The research, conducted in Ireland and Canada, investigated 17 healthy individuals who were sedated with propofol, the most common clinical anaesthetic agent. The participants’ response time to detect a simple sound was measured when they were awake and as they became sedated. Brain activity of 25 participants as they listened to a simple story in both states was also measured.
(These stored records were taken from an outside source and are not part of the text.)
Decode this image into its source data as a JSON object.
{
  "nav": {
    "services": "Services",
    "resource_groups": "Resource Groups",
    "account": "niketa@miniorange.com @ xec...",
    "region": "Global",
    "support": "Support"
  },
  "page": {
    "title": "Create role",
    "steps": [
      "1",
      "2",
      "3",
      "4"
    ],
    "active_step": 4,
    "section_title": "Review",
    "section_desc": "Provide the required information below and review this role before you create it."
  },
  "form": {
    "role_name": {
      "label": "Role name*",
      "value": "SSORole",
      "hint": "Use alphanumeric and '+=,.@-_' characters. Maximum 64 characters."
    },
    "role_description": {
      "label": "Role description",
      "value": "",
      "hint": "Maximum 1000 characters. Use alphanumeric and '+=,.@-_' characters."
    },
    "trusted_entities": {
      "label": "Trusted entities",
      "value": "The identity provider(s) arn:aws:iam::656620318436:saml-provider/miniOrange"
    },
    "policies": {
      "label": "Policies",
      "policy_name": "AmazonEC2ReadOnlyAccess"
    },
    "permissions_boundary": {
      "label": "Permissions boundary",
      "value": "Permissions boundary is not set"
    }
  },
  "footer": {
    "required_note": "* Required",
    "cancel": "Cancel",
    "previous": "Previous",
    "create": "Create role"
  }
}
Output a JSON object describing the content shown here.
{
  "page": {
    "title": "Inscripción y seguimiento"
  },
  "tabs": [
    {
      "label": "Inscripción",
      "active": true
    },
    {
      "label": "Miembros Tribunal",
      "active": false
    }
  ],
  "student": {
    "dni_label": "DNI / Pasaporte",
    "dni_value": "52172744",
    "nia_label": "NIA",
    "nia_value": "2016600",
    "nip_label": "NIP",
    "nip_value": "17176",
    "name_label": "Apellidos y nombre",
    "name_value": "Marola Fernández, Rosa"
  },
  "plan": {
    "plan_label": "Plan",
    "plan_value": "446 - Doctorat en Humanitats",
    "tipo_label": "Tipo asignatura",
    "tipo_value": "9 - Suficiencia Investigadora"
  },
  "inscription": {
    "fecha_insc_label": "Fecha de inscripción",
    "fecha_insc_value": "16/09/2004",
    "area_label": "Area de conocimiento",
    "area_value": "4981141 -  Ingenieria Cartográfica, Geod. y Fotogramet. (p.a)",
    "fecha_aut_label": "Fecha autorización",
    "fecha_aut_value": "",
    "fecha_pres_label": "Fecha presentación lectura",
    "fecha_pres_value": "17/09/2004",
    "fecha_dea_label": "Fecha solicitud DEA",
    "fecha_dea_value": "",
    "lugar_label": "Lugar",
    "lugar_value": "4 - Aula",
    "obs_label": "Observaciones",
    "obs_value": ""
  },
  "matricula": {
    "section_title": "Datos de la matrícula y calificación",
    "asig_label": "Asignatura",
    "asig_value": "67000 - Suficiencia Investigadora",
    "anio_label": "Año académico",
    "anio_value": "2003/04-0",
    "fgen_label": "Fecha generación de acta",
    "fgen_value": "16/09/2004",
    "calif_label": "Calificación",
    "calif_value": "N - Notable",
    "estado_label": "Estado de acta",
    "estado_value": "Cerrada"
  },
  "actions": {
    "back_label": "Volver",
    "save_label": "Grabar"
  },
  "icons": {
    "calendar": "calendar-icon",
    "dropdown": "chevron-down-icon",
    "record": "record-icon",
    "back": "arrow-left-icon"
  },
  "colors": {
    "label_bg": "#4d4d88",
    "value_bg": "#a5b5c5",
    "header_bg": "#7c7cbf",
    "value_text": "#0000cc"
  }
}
About this neuroscience research news
Author: Fiona Tyrrell
Source: TCD
Contact: Fiona Tyrrell – TCD
Image: The image is in the public domain
Original Research: Open access.
“Responsiveness variability during anaesthesia relates to inherent differences in brain structure and function of the fronto-parietal networks” by Naci L et al. Human Brain Mapping
Abstract
Responsiveness variability during anaesthesia relates to inherent differences in brain structure and function of the fronto-parietal networks
Anaesthesia combined with functional neuroimaging provides a powerful approach for understanding the brain mechanisms of consciousness. Although propofol is used ubiquitously in clinical interventions that reversibly suppress consciousness, it shows large inter-individual variability, and the brain bases of this variability remain poorly understood.
We asked whether three networks key to conscious cognition—the dorsal attention (DAN), executive control (ECN), and default mode (DMN)—underlie responsiveness variability under anaesthesia. Healthy participants (N = 17) were moderately anaesthetized during narrative understanding and resting-state conditions inside the Magnetic Resonance Imaging scanner. A target detection task measured behavioural responsiveness.
An independent behavioural study (N = 25) qualified the attention demands of narrative understanding. Then, 30% of participants were unaffected in their response times, thus thwarting a key aim of anaesthesia—the suppression of behavioural responsiveness. Individuals with stronger functional connectivity within the DAN and ECN, between them, and to the DMN, and with larger grey matter volume in frontal regions were more resilient to anaesthesia.
For the first time, we show that responsiveness variability during propofol anaesthesia relates to inherent differences in brain structure and function of the frontoparietal networks, which can be predicted prior to sedation.
Results highlight novel markers for improving awareness monitoring during clinical anaesthesia.